Without strong patent protection -- and broad power to settle cases -- companies would be less willing to make that investment, the trade group said in court papers criticizing the ruling in the Merck case by the Philadelphia-based 3rd U.S. Circuit Court of Appeals.

“By restricting the ability of innovator companies to manage risk and avoid the costs and uncertainty of litigation, the 3rd Circuit’s rule dramatically diminishes incentives for innovation and product development,” the Washington-based trade group argued.

Presumed Anticompetitive

In letting the suit against Merck go forward, the 3rd Circuit said courts should start with the presumption that reverse payments are anticompetitive. Accords are permissible only if manufacturers can show the payments serve a purpose other than delayed entry or offer some pro-competitive benefit, the appeals court said.
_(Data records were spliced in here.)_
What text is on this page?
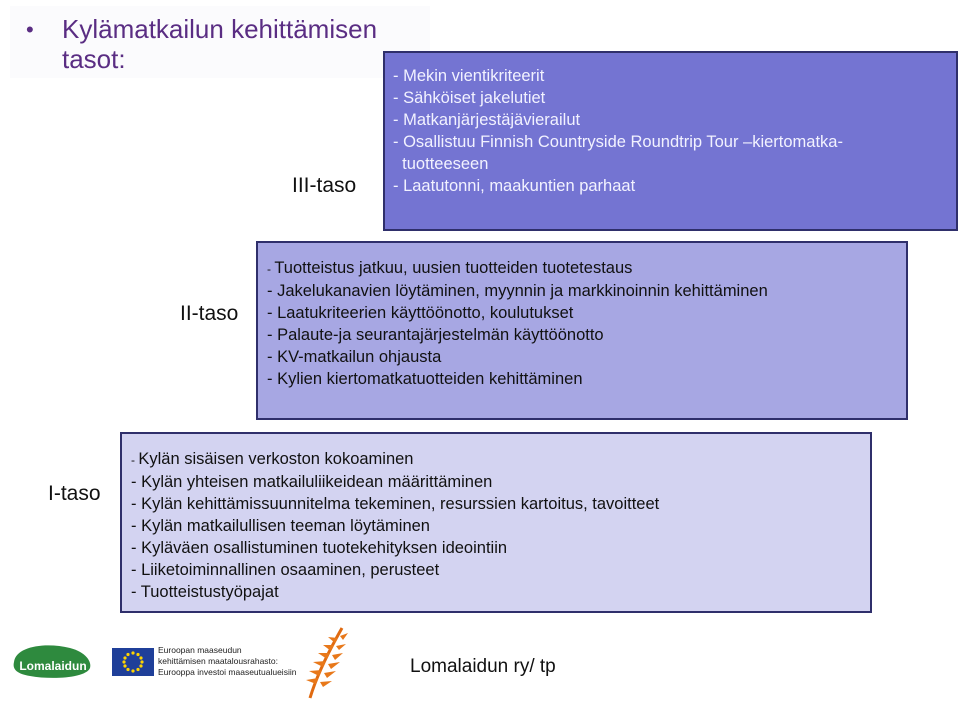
• Kylämatkailun kehittämisen tasot:
III-taso
- Mekin vientikriteerit
- Sähköiset jakelutiet
- Matkanjärjestäjävierailut
- Osallistuu Finnish Countryside Roundtrip Tour –kiertomatka-
tuotteeseen
- Laatutonni, maakuntien parhaat
II-taso
- Tuotteistus jatkuu, uusien tuotteiden tuotetestaus
- Jakelukanavien löytäminen, myynnin ja markkinoinnin kehittäminen
- Laatukriteerien käyttöönotto, koulutukset
- Palaute-ja seurantajärjestelmän käyttöönotto
- KV-matkailun ohjausta
- Kylien kiertomatkatuotteiden kehittäminen
I-taso
- Kylän sisäisen verkoston kokoaminen
- Kylän yhteisen matkailuliikeidean määrittäminen
- Kylän kehittämissuunnitelma tekeminen, resurssien kartoitus, tavoitteet
- Kylän matkailullisen teeman löytäminen
- Kyläväen osallistuminen tuotekehityksen ideointiin
- Liiketoiminnallinen osaaminen, perusteet
- Tuotteistustyöpajat
Lomalaidun
Euroopan maaseudun
kehittämisen maatalousrahasto:
Eurooppa investoi maaseutualueisiin	Lomalaidun ry/ tp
Three other federal appeals courts have taken a less skeptical approach toward reverse payments. In the Androgel case, the Atlanta-based 11th Circuit ruled that, unless the patent litigation is a sham, reverse payment agreements are immune from antitrust attack so long as they stay “within the scope of the exclusionary power of the patent.”

The Supreme Court refused to hear an FTC appeal in a reverse payment case involving K-Dur in 2006. At the time, the Justice Department under President George W. Bush was at odds with the FTC on the issue and urged the Supreme Court not to hear the appeal. The Justice Department switched its stance on the issue after President Barack Obama was elected.

Leibowitz Issue

Reverse payment accords have been a signature issue for Leibowitz as FTC chairman. He has pursued a two-pronged strategy, pressing cases in court while urging Congress to pass a law that would limit the deals.
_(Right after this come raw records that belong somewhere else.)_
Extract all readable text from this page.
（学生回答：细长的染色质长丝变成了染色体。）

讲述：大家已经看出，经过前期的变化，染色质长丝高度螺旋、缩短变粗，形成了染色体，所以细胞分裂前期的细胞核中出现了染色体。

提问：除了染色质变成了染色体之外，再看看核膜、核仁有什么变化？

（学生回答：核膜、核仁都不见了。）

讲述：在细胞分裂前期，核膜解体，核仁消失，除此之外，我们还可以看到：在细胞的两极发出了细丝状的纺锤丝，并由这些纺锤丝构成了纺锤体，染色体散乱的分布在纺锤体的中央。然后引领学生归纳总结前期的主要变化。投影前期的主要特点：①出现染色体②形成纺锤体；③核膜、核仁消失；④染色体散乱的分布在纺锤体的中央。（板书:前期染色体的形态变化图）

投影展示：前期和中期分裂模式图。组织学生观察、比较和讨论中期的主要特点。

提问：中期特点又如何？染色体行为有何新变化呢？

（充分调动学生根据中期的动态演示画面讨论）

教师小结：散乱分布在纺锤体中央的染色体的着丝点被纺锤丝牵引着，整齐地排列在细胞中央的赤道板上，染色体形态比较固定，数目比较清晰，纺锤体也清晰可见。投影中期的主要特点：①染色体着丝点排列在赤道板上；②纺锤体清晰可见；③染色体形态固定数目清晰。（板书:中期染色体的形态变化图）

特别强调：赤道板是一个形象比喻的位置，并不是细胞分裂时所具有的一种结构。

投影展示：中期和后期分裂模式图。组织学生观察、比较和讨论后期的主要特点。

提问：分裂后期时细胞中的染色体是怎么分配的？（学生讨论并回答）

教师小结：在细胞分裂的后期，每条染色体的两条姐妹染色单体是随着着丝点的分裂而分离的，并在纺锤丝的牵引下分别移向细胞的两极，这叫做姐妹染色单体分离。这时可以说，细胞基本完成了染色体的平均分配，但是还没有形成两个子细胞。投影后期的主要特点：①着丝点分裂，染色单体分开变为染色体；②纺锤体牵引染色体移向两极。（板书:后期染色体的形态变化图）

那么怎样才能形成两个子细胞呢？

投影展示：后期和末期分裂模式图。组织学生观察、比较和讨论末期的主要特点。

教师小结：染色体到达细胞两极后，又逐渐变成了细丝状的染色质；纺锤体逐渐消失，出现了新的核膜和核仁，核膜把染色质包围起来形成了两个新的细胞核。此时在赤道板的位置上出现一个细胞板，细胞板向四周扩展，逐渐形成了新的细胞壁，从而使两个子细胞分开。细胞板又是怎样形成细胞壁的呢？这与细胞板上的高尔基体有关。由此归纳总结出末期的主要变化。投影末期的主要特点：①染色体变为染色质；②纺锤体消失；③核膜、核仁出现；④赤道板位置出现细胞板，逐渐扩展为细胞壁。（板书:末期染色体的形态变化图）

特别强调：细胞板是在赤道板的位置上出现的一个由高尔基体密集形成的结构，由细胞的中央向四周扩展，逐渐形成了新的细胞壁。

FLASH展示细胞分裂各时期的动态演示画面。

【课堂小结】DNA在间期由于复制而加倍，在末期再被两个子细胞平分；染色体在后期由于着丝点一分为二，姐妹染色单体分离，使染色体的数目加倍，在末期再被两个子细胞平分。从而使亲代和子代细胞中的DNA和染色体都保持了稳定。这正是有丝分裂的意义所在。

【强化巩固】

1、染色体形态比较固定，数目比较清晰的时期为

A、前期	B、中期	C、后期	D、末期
A victory at the Supreme Court “would be very good for reduced pharma prices,” said Herb Hovenkamp, a professor at the University of Iowa College of Law who supports Leibowitz’s efforts. Should the FTC lose, “that might be a way of getting Congress into the game.”

The cases are Federal Trade Commission v. Watson Pharmaceuticals, 12-416; Merck v. Louisiana Wholesale Drug, 12-245; and Upsher-Smith Laboratories v. Louisiana Wholesale Drug, 12-265.